Over the course of the last million years of computer history (that’s the last 40 years, in calendar history), the IT world has gone from running all of an organization’s computing needs on some big giant machine maintained by a couple of guys wearing ties and rubber-soled sneakers to running distributed computing centers, using tens or hundreds or thousands of nodes. The ubiquity of hot-swappable pizza-box style servers, with their slightly past-consumer quality hardware components, enabled corporations like Google, Yahoo, etc., to scale up their clusters easily. Studies rolled in from various sources showing that replacing a few giant boxes with scads of cheaper machines enabled companies to save bags and bags of money… there’s even a acronym for it (RAIS – Redundant Array of Inexpensive Servers), which as everyone in the geek world knows is the first sign that you’re really entering the world of “best practices”. Distributing Computing has become its own area of study in the IT world, with researchers trying to figure out the most efficient way of leveraging commodity off the shelf hardware. People have written doctoral dissertations on various methods of making these clusters work.

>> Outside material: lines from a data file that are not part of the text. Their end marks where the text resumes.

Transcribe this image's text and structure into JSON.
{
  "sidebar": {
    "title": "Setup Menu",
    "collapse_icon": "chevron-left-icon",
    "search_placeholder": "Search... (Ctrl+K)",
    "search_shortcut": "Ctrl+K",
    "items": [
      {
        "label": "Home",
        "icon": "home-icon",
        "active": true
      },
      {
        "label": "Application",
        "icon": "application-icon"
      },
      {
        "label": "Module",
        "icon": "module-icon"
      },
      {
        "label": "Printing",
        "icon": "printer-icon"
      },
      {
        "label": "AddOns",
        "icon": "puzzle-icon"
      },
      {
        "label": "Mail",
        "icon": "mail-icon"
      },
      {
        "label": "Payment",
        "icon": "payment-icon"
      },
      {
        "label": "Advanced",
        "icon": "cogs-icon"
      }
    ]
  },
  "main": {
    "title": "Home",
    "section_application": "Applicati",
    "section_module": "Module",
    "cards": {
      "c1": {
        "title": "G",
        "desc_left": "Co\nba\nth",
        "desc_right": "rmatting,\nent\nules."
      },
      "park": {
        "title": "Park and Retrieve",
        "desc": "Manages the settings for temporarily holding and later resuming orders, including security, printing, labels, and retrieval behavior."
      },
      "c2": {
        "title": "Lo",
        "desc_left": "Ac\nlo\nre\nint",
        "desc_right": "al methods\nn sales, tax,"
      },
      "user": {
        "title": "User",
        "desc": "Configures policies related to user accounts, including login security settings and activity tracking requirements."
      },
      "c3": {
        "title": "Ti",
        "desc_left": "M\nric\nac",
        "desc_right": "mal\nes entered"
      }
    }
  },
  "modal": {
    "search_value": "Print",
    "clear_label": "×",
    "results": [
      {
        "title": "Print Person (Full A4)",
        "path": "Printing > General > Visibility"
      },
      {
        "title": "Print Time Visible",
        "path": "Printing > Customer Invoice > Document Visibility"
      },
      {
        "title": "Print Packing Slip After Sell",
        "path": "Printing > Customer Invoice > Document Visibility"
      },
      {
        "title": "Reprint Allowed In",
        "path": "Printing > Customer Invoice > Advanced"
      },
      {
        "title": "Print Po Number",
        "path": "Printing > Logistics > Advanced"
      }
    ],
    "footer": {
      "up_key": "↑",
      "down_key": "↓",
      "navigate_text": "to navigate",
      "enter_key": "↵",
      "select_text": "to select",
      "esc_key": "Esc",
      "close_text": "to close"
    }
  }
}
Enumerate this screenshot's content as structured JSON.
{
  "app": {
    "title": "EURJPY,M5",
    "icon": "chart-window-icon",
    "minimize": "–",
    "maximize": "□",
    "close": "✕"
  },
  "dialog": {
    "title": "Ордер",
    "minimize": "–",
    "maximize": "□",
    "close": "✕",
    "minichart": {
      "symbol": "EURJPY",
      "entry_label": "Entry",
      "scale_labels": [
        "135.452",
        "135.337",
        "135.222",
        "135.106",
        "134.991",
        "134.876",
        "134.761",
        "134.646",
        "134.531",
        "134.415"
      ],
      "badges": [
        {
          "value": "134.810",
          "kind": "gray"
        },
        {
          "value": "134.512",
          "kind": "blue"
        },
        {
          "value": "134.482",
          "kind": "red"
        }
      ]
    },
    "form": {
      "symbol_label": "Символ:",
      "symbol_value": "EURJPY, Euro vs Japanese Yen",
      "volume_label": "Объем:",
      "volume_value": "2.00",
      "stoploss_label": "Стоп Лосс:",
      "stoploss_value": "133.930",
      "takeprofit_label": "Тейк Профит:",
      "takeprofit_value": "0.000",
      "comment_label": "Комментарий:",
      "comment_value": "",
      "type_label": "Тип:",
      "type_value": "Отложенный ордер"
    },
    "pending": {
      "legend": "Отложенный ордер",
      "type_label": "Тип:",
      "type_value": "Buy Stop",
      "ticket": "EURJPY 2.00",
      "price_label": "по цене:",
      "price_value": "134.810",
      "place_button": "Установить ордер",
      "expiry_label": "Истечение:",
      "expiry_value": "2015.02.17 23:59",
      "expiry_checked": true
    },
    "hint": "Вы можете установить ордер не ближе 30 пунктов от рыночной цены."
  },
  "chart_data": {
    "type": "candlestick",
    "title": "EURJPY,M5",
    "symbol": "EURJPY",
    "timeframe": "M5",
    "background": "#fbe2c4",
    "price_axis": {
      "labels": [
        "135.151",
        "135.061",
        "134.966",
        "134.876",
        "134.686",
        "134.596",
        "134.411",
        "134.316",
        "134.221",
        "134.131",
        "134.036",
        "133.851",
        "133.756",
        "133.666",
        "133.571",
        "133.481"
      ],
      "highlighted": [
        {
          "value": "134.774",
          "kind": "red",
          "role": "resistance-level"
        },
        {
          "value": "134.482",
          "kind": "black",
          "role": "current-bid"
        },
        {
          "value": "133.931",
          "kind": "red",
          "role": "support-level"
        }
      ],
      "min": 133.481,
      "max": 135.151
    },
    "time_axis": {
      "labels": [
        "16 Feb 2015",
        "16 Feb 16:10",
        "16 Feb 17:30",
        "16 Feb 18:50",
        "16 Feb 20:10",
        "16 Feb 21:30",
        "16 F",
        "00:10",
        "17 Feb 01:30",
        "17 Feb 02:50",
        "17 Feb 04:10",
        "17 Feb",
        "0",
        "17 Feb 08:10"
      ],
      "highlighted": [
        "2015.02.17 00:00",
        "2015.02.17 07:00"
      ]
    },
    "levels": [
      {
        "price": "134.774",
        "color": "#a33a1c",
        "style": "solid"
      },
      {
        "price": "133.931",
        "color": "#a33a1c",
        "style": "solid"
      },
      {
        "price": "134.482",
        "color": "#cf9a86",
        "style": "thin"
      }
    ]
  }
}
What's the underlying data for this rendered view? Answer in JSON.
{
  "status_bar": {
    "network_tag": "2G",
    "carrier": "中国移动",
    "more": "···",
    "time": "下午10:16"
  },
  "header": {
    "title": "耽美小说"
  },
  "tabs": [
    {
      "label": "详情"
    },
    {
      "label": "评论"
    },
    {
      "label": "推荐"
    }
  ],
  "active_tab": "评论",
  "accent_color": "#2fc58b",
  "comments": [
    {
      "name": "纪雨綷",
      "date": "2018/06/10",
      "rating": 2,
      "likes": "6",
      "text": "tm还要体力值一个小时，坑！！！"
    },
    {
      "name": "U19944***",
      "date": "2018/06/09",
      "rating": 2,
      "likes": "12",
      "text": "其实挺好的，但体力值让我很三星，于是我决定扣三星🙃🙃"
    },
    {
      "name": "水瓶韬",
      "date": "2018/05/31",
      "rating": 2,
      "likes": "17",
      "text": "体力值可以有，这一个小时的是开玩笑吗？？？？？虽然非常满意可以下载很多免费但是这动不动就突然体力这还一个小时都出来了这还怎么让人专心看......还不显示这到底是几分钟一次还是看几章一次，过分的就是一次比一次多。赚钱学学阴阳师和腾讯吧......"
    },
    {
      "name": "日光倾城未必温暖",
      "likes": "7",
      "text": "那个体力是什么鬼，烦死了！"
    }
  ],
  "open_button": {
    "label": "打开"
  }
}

It looks like we’re starting to hit the plateau on ROI, however. Power costs are one issue, not just on the watt-per-cpu basis, but also running gigantic air handlers to keep what is essentially a stack of hair dryers running full blast 24/7 from raising the ambient temperature to the point where delicate silicon chips eat their own brains. The fact that you can buy what is essentially a mainframe computer now without also buying into a proprietary operating system is another factor from an interoperability standpoint.
Sure, all of these ROI studies rely upon base assumptions that may not be totally universally valid. However, this is just a reminder that “bang-for-your-buck” is a constantly moving target, and that what makes sense strategically today might not make sense tomorrow.